For those that don’t have Jeff Bezo bucks for space travel, the next best place to land is at da club - offered up retro style by The California Jet Club via “Disco Song.” Macy brightens, “2 Chainz posted a clip on Instagram of a girl playing classical piano while twerking. It was Jhonni Blaze (from the “Love and Hip Hop” TV show). I reposted it, tagged her and she DM’d me like, ‘Oh, My God, I would love it if we could just meet one day!’ I was so down to meet her, too, so she came to Cali from Atlanta. I had this song ‘Disco’ that I liked the track but thought my lyrics were awful! I asked her, ‘Do you hear anything for this?’ She totally saved me from sounding like an old person on my own song! Tommy came up with the vamp hook (‘All I need is / A little bit of bump and grind / Do me `til I’m satisfied / F’ around and do a line’). I wrote the verse and chorus.”

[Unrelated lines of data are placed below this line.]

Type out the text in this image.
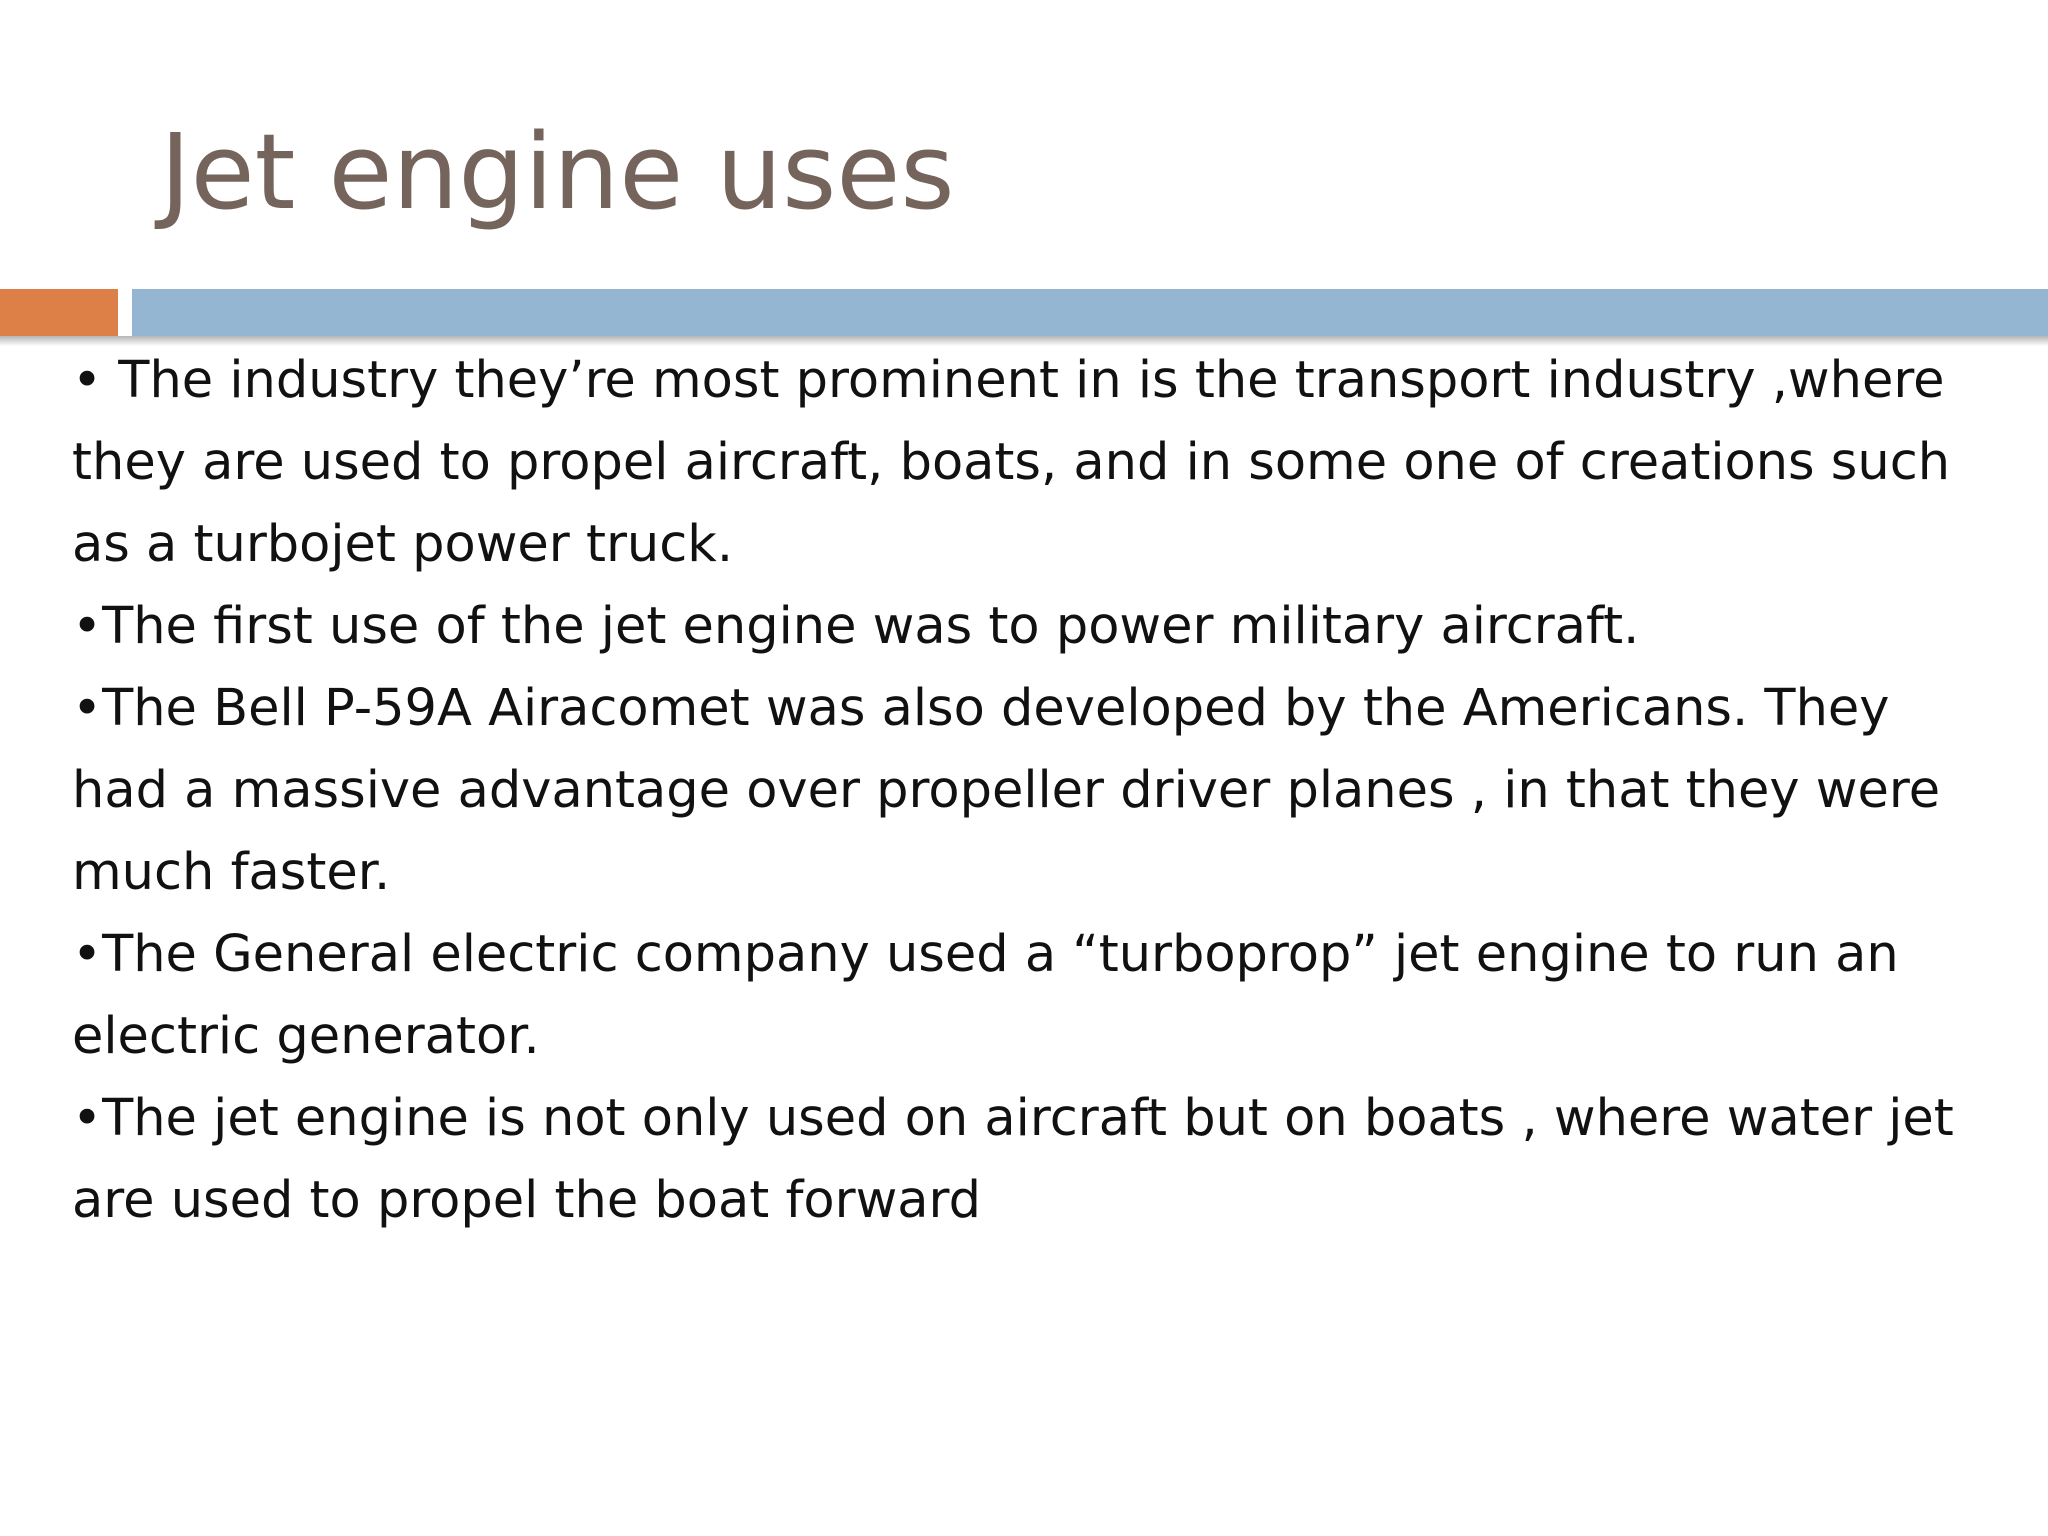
Jet engine uses

• The industry they’re most prominent in is the transport industry ,where they are used to propel aircraft, boats, and in some one of creations such as a turbojet power truck.

•The first use of the jet engine was to power military aircraft.

•The Bell P-59A Airacomet was also developed by the Americans. They had a massive advantage over propeller driver planes , in that they were much faster.

•The General electric company used a “turboprop” jet engine to run an electric generator.

•The jet engine is not only used on aircraft but on boats , where water jet are used to propel the boat forward
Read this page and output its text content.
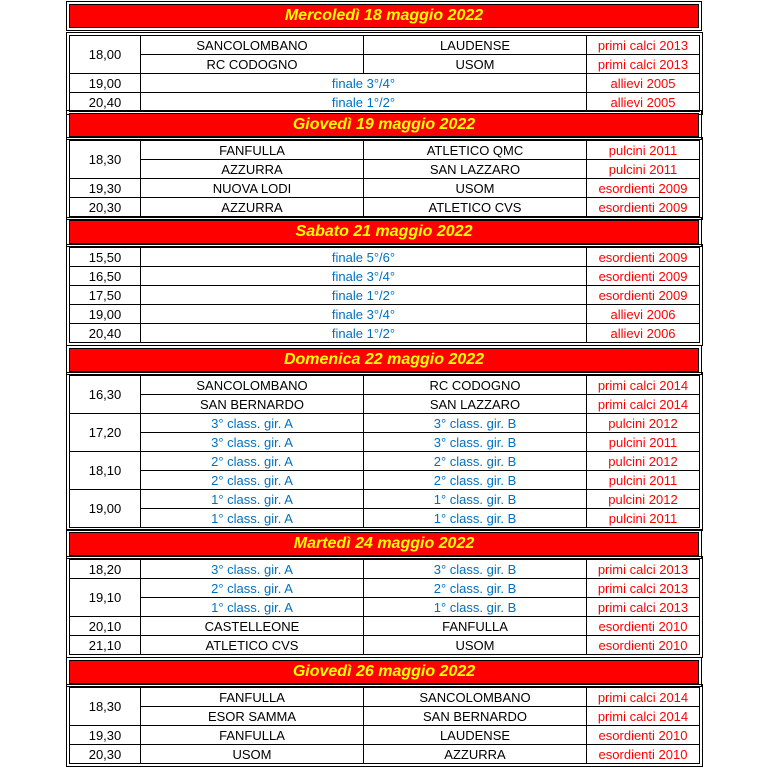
Mercoledì 18 maggio 2022
18,00	SANCOLOMBANO	LAUDENSE	primi calci 2013
	RC CODOGNO	USOM	primi calci 2013
19,00	finale 3°/4°		allievi 2005
20,40	finale 1°/2°		allievi 2005
Giovedì 19 maggio 2022
18,30	FANFULLA	ATLETICO QMC	pulcini 2011
	AZZURRA	SAN LAZZARO	pulcini 2011
19,30	NUOVA LODI	USOM	esordienti 2009
20,30	AZZURRA	ATLETICO CVS	esordienti 2009
Sabato 21 maggio 2022
15,50	finale 5°/6°	esordienti 2009
16,50	finale 3°/4°	esordienti 2009
17,50	finale 1°/2°	esordienti 2009
19,00	finale 3°/4°	allievi 2006
20,40	finale 1°/2°	allievi 2006
Domenica 22 maggio 2022
16,30	SANCOLOMBANO	RC CODOGNO	primi calci 2014
	SAN BERNARDO	SAN LAZZARO	primi calci 2014
17,20	3° class. gir. A	3° class. gir. B	pulcini 2012
	3° class. gir. A	3° class. gir. B	pulcini 2011
18,10	2° class. gir. A	2° class. gir. B	pulcini 2012
	2° class. gir. A	2° class. gir. B	pulcini 2011
19,00	1° class. gir. A	1° class. gir. B	pulcini 2012
	1° class. gir. A	1° class. gir. B	pulcini 2011
Martedì 24 maggio 2022
18,20	3° class. gir. A	3° class. gir. B	primi calci 2013
19,10	2° class. gir. A	2° class. gir. B	primi calci 2013
	1° class. gir. A	1° class. gir. B	primi calci 2013
20,10	CASTELLEONE	FANFULLA	esordienti 2010
21,10	ATLETICO CVS	USOM	esordienti 2010
Giovedì 26 maggio 2022
18,30	FANFULLA	SANCOLOMBANO	primi calci 2014
	ESOR SAMMA	SAN BERNARDO	primi calci 2014
19,30	FANFULLA	LAUDENSE	esordienti 2010
20,30	USOM	AZZURRA	esordienti 2010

Another song with a colorful twist is the second single, “Undone,” a celestial pop-blues ballad of Shirley Bassey proportions penned for Macy by producer Tommy Parker (a.k.a. Thomas Lumpkins) and his niece, Nakiesha Marie Pick. “He had never produced a live band, so it was a situation that we could all learn from,” Macy states. “Tommy’s mainstream vibe (Ariana Grande) mixed with what we do came out really nice. He already had the song tricked out at his house. I went in and did the vocals on my own. I felt like it needed strings but it was too late (11pm) to call in any players. So, I called my friends Maiya Sykes and Whitey to see if they could sound like strings. They did the big opera backgrounds.”
The cherry on top of “Undone” is the video (premiered at trendy Soho House in West Hollywood) starring drag performer Frankie J. Grande. “The video came about by default,” Macy explains. “I was scheduled to be in Australia to do ‘The Masked Singer.’ I had been following Frankie on Instagram. During the pandemic, he was doing this series where he would be in his bathroom, get out of his tub and sing songs. He’d have on makeup and be topless – some very strange theater. I thought, ‘What about Frankie in a bathroom, taking his clothes off (chuckles) and singing?’ The director, Guido, brought the choreography and lighting. And we got this amazing editor I went to USC with – T. David Binns. The edit is incredible and what really makes the video work.”
All in All, Macy Gray & The California Jet Club’s The Reset just might be the world’s antidote for all that is worrisome, hopeless and mundane. One giant step for Macy…one ginormous step for all.